20 Mdantsane families share a toilet
Municipality claims major progress in sanitation
Buffalo City municipality claims that 98% of households have access to flush toilets 75 metres or less from their homes. But these claims mean little to the more than 20 families in Mdantsane NU1 informal settlement who have to share a single toilet.
Three toilets were initially installed in the area in 2008, but since then the settlement has expanded considerably. Two of the three toilets are blocked.
Residents say they suffer infections and also fear for their children’s health. Sometimes, says resident Buyiswa Bharaza, they have to resort to buckets.
Zandile Lungile says her husband has built a toilet for them outside her house, putting an old seat over a deep hole in the ground.
Zandile told GroundUp that before building that toilet her husband used the bush and she and her two children used one of the toilets that were abandoned in front of her shack.
Buffalo City Municipality spokesperson Sibusiso Cindi said municipal policy was that flush toilets had to be 75 metres or less from residents’ homes and should be used by only two households or a maximum of 12 people.
But the toilet that is being shared by the 20 families in Mdantsane does not have any pipes or water. Residents must bring their own buckets of water in order to flush the toilet.
Asanda Nduvana, who lives in a two-roomed house nearby, says she and her three children have to use this toilet because the pipes from the toilet in her yard were stolen. She is afraid her children will get sick.
Residents say they have no interest in the August municipal elections.
“It is useless to vote here because there is nothing that this government has done for me. Really, I am not happy about the current situation I am staying in,” said resident Naledi Zwakala.
Several attempts to get hold of ward councillor Landile Vika were unsuccessful.
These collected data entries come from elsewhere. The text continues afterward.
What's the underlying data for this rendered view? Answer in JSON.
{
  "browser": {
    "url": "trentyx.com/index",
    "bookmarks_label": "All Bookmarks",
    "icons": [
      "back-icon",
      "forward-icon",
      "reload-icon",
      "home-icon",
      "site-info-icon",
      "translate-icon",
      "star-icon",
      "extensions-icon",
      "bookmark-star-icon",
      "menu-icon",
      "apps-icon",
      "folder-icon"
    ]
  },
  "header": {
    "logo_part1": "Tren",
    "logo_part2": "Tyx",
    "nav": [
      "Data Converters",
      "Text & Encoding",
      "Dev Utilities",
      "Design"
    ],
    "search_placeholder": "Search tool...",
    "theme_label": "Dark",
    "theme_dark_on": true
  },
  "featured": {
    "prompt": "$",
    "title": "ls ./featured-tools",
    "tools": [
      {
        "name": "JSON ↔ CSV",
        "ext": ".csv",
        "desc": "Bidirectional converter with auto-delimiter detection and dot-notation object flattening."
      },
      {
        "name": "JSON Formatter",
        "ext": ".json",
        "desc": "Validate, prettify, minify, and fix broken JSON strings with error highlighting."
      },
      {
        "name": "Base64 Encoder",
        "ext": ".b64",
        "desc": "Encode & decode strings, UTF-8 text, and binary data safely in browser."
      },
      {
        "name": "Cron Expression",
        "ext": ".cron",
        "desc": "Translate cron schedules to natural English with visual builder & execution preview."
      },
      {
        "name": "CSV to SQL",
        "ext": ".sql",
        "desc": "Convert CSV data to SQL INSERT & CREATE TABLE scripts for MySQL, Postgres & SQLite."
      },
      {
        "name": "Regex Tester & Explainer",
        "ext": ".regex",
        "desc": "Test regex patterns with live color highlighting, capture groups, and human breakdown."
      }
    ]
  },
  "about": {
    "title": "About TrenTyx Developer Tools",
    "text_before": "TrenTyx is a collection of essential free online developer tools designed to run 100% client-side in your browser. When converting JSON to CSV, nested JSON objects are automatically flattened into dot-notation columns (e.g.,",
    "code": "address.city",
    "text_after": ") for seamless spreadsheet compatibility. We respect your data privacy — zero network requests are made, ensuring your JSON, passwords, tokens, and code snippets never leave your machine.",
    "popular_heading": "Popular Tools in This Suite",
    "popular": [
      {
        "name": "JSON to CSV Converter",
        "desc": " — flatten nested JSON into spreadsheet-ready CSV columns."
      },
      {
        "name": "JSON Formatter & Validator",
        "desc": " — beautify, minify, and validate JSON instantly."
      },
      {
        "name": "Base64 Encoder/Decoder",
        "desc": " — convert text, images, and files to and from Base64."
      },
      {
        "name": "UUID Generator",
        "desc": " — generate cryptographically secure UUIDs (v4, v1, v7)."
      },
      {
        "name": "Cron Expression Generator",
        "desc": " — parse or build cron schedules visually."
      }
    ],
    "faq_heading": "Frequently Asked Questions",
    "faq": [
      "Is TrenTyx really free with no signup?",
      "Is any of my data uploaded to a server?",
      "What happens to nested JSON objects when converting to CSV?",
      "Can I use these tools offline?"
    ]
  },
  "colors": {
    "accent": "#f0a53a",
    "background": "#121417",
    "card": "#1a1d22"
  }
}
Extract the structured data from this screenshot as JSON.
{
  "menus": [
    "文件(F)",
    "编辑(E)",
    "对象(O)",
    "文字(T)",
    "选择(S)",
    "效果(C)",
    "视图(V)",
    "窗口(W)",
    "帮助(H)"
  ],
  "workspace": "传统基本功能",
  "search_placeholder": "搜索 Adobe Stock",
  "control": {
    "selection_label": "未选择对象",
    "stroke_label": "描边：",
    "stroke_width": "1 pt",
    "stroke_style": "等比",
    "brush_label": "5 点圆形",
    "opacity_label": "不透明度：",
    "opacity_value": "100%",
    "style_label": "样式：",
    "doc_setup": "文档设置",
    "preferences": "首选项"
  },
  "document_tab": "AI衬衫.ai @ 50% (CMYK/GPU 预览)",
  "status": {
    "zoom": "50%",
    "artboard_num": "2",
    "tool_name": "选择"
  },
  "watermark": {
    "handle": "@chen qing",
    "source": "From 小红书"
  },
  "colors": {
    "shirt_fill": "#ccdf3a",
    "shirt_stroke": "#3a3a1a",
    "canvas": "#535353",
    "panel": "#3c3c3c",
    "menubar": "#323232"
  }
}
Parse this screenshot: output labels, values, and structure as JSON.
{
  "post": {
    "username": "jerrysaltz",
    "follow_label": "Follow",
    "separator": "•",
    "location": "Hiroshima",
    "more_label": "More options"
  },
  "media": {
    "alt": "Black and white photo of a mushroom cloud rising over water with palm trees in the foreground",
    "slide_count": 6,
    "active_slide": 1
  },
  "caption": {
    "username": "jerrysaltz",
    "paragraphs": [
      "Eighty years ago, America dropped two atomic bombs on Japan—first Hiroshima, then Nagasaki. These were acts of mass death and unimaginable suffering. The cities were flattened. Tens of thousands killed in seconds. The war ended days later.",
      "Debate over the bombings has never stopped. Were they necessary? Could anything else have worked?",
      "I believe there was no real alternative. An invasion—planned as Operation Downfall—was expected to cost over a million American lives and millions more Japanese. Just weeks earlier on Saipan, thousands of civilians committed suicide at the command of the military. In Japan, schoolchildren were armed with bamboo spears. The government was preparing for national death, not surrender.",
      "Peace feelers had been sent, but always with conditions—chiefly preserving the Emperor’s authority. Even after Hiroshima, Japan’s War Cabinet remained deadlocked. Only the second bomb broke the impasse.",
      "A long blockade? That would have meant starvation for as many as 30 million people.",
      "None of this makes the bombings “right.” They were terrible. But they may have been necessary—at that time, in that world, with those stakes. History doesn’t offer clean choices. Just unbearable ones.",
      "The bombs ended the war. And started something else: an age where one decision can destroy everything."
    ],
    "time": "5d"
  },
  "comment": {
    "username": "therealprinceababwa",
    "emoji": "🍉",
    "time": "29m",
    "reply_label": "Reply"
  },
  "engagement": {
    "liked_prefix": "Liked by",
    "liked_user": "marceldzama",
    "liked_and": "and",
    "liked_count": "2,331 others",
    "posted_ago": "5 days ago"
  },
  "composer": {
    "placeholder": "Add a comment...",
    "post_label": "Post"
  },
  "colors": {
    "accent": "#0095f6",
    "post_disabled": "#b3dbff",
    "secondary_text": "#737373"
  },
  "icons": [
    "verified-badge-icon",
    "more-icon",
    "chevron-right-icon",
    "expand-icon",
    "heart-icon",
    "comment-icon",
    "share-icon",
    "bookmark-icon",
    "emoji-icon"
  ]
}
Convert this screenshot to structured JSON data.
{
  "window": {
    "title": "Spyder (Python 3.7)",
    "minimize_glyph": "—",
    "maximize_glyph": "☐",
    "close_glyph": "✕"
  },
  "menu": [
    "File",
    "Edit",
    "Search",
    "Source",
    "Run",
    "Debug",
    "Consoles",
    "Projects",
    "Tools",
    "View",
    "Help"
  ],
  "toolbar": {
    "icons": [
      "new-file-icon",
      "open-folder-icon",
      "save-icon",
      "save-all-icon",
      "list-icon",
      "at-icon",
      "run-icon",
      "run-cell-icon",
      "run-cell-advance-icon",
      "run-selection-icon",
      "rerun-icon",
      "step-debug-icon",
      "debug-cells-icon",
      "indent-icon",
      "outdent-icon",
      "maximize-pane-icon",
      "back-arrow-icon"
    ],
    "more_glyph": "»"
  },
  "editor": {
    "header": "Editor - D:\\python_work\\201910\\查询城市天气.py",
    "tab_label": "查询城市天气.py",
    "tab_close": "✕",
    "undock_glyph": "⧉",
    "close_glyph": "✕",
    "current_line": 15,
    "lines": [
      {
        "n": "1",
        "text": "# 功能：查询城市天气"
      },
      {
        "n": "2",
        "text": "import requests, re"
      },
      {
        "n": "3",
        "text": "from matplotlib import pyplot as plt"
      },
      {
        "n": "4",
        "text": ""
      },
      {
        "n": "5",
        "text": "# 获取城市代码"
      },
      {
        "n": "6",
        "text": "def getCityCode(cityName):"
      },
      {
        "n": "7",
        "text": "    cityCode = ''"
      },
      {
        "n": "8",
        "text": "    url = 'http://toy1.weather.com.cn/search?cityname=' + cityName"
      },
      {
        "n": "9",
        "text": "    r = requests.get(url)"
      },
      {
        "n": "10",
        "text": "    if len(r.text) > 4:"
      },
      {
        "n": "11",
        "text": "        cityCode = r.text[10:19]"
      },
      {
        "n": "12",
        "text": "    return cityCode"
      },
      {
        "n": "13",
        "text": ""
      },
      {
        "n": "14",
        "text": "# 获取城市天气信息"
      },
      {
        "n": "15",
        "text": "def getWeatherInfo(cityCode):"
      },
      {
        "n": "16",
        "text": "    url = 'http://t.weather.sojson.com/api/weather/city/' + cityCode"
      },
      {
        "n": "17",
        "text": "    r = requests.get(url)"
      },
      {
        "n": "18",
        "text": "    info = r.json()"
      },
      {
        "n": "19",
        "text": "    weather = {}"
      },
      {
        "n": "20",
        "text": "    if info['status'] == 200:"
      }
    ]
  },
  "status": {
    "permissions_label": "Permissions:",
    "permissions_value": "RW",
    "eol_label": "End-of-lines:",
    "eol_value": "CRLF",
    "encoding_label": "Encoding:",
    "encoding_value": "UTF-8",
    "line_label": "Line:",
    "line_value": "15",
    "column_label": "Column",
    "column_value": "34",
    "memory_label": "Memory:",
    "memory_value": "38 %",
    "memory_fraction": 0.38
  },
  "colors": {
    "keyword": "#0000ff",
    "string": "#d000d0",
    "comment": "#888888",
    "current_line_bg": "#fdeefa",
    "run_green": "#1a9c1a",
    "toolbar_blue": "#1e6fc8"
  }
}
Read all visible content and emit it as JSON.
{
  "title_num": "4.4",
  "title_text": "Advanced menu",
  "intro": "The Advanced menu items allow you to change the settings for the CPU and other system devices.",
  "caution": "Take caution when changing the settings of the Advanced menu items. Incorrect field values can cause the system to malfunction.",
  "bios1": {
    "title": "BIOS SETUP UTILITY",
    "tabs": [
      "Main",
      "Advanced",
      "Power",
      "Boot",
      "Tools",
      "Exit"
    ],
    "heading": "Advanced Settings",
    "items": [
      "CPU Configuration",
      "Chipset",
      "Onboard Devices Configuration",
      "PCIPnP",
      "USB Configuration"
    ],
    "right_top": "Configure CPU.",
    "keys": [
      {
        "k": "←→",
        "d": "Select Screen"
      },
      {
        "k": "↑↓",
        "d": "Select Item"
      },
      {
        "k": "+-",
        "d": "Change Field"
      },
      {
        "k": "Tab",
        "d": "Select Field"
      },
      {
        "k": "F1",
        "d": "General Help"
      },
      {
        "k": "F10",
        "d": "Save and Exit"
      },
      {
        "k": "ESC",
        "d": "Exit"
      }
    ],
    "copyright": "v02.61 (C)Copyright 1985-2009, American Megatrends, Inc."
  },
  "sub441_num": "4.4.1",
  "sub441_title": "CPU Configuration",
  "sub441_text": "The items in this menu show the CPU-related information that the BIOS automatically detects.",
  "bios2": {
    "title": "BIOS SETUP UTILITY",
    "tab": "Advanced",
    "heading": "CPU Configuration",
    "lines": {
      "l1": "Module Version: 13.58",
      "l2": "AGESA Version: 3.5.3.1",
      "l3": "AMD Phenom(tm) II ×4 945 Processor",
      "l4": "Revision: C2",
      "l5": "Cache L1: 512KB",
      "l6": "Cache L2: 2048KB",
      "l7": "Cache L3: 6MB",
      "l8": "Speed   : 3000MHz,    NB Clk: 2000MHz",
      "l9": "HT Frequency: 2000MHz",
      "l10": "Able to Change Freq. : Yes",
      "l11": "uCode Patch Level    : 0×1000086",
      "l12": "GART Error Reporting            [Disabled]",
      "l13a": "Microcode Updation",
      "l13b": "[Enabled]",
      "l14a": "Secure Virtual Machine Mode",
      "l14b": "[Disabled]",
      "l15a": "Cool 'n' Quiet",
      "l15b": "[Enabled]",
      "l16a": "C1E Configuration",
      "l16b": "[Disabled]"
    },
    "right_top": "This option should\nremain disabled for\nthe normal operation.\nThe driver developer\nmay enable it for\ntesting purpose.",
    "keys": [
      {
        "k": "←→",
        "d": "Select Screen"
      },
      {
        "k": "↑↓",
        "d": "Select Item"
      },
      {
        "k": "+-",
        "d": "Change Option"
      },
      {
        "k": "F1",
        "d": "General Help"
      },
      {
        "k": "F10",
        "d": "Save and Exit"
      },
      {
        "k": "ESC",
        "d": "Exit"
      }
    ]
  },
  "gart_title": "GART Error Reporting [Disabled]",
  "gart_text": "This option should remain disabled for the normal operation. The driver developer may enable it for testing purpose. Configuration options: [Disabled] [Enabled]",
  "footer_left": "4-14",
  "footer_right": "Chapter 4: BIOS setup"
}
He did not answer his cellphone and the phone in his office was left ringing with no one answering it.
Cindi said the municipality was proud of progress with sanitation. “Over the past term we have increased the proportion of our households receiving Minimum Service Levels and above to 98%, from 76% in 2011/2012. We recognise, however, that the remaining 2% of our population deserves to receive adequate basic services and are quick to acknowledge that in spite of the meaningful inroads we have made in this arena, we still fall short and we will not give up until it is done,” he said.
Asked whether the policy of policy two households or a maximum of 12 people per toilet was applied in informal settlements, he said it was difficult to monitor the population of these settlements as they were growing all the time.